I think back after so much life tried to tell me it hadn’t actually happened. I know that all things outside come from within. I know I am not alone, but I was the only one alone with you. You told me once you’d never in all your life had control. I understood that. Today, I understand that feeling still. You said sorry once, you even cried. But one apology, one cry is not enough. It’s almost like you were trying to govern some sort of magic in me. You draped me with so much hate but you also taught me so much strength. It’s like you armored me just enough to not destroy me completely. It’s like you didn’t love me as much as I had thought, but you didn’t hate me as much as I thought either. I suppose there’s peace in that.
I have imagined having my own child many times. I have run mental plays where in my anger I might have hit my kid, said, I wish you were never born, and I hate you. I can’t do it — not even in fantasy or dreaming can I do it. That makes me feel a little better, because I know you are in me…. somewhere I have some of you in me, but not that.
You were not the common love, are not the common love. That makes me hopeful, it cheers me some. I found it other places I suppose. Though it never filled. Sometimes I still think about those days. I am baffled at the words and the feelings and the actions. I feel it more now than I did back then. I got numb quickly, although the fear was always strong, and the fear was falsely interpreted as well-behaved.

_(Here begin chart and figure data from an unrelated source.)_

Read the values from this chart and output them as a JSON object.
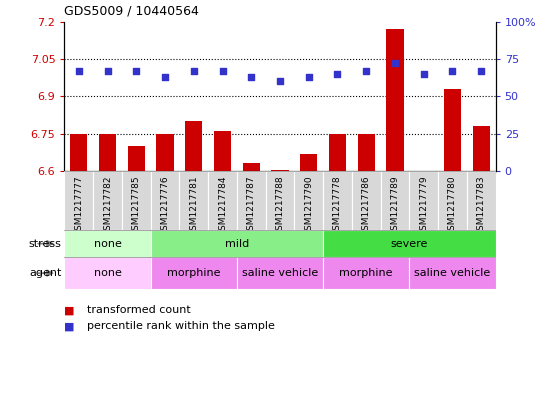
{
  "title": "GDS5009 / 10440564",
  "samples": [
    "GSM1217777",
    "GSM1217782",
    "GSM1217785",
    "GSM1217776",
    "GSM1217781",
    "GSM1217784",
    "GSM1217787",
    "GSM1217788",
    "GSM1217790",
    "GSM1217778",
    "GSM1217786",
    "GSM1217789",
    "GSM1217779",
    "GSM1217780",
    "GSM1217783"
  ],
  "transformed_count": [
    6.75,
    6.75,
    6.7,
    6.75,
    6.8,
    6.76,
    6.63,
    6.605,
    6.67,
    6.75,
    6.75,
    7.17,
    6.601,
    6.93,
    6.78
  ],
  "percentile_rank": [
    67,
    67,
    67,
    63,
    67,
    67,
    63,
    60,
    63,
    65,
    67,
    72,
    65,
    67,
    67
  ],
  "ylim_left": [
    6.6,
    7.2
  ],
  "ylim_right": [
    0,
    100
  ],
  "yticks_left": [
    6.6,
    6.75,
    6.9,
    7.05,
    7.2
  ],
  "yticks_right": [
    0,
    25,
    50,
    75,
    100
  ],
  "ytick_labels_left": [
    "6.6",
    "6.75",
    "6.9",
    "7.05",
    "7.2"
  ],
  "ytick_labels_right": [
    "0",
    "25",
    "50",
    "75",
    "100%"
  ],
  "hlines": [
    6.75,
    6.9,
    7.05
  ],
  "bar_color": "#cc0000",
  "dot_color": "#3333cc",
  "stress_groups": [
    {
      "label": "none",
      "start": 0,
      "end": 3,
      "color": "#ccffcc"
    },
    {
      "label": "mild",
      "start": 3,
      "end": 9,
      "color": "#88ee88"
    },
    {
      "label": "severe",
      "start": 9,
      "end": 15,
      "color": "#44dd44"
    }
  ],
  "agent_groups": [
    {
      "label": "none",
      "start": 0,
      "end": 3,
      "color": "#ffccff"
    },
    {
      "label": "morphine",
      "start": 3,
      "end": 6,
      "color": "#ee88ee"
    },
    {
      "label": "saline vehicle",
      "start": 6,
      "end": 9,
      "color": "#ee88ee"
    },
    {
      "label": "morphine",
      "start": 9,
      "end": 12,
      "color": "#ee88ee"
    },
    {
      "label": "saline vehicle",
      "start": 12,
      "end": 15,
      "color": "#ee88ee"
    }
  ],
  "stress_label": "stress",
  "agent_label": "agent",
  "legend_bar_label": "transformed count",
  "legend_dot_label": "percentile rank within the sample",
  "plot_bg": "#ffffff",
  "xtick_bg": "#d8d8d8"
}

I don’t regret our time together when I was young, at least not for me, but I regret it for you. You missed out. You missed out on loving a kid who was kinda cool, a kid who saw the world differently from most, a kid who was more driven than most, a kid who slipped dollars in your purse when you weren’t looking to help with groceries. I saw everything. I heard everything. I paid attention, so much more than you realized. You missed out on a kid who gave everything to his mom. Just imagine how much I would have given to a mom that touched me with gentleness instead of hate.
I am tired now. So tired. And I understand so much more of life and its difficulty, and I think, more of you as well.
I’m a strong oak and I’m learning flexibility, I’m learning about leaves and color, and trying my best to stop working so hard to be loved. I worked for yours all my life and never felt it — never got it as I wished.
But you made me strong, you made me a strong tree, and I can’t fault you for that.